Among the SOA’s 60,000 graduates are former dictators Manuel Noriega and Omar Torrijos of Panama, Leopoldo Galtieri and Roberto Viola of Argentina, Juan Velasco Alvarado of Peru, Guillermo Rodriguez of Ecuador and Hugo Banzer Suarez of Bolivia. Lower-ranking graduates were involved in the 1980 assassination of Salvadorean Archbishop Oscar Romero and the massacre of 900 civilians at El Mozote, El Salvador, in 1980.


Given the august body of graduates, and their body counts, it should really come as no surprise that the techniques utilized at Abu Ghraib are the same as those taught by the School of the Americas.
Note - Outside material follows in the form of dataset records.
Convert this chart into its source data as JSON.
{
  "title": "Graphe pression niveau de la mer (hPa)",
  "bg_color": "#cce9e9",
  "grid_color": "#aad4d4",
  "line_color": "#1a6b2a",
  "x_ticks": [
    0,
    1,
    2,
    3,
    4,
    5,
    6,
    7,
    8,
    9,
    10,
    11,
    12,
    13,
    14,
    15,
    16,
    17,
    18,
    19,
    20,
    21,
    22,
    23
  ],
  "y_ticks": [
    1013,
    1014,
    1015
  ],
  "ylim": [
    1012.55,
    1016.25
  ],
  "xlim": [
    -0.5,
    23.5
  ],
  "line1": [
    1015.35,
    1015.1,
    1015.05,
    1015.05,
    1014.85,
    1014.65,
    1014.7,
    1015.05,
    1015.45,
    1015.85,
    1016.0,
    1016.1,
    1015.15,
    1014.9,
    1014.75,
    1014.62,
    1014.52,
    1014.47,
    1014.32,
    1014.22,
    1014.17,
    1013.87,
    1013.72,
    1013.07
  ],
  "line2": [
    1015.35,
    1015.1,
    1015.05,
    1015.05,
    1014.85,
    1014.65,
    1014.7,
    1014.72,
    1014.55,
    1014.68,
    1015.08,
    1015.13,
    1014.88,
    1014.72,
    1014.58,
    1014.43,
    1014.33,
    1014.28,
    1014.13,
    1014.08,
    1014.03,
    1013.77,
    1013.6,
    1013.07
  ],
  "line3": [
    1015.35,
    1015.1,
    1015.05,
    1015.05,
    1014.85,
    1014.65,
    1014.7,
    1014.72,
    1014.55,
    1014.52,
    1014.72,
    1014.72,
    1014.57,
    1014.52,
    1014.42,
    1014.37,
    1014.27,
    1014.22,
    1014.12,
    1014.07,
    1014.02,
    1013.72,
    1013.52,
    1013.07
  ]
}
After all, the faculty of the school wrote the book on 'intelligence gathering' from recalicitrant prisoners, and it seems fairly certain that they were also supervising operations at both Abu Ghraib and Gitmo.

That John Negroponte, who was heavily involved with the Contras and involved in the cover-up of abuses by the US and Argentine-trained Honduran Battalion 316 during his tenure as ambassador to Honduras in the 1980's, is now Iraq's ambassador should give us a good indication of things to come...More cover-ups of human rights abuses of Iraqi prisoners.

It seems to be no coincidence that key figures in the Iran-Contra scandal have made political comebacks that would have left Dick Nixon blushing. Figures such as Elliot Abrams, Otto Reich and others are the intellectual fore-fathers of the neo-con movement. So, with John Negroponte as America's pro-consul...er, ambassador...to Iraq, don't expect any startling new revelations...Just more of the same old, sick shit.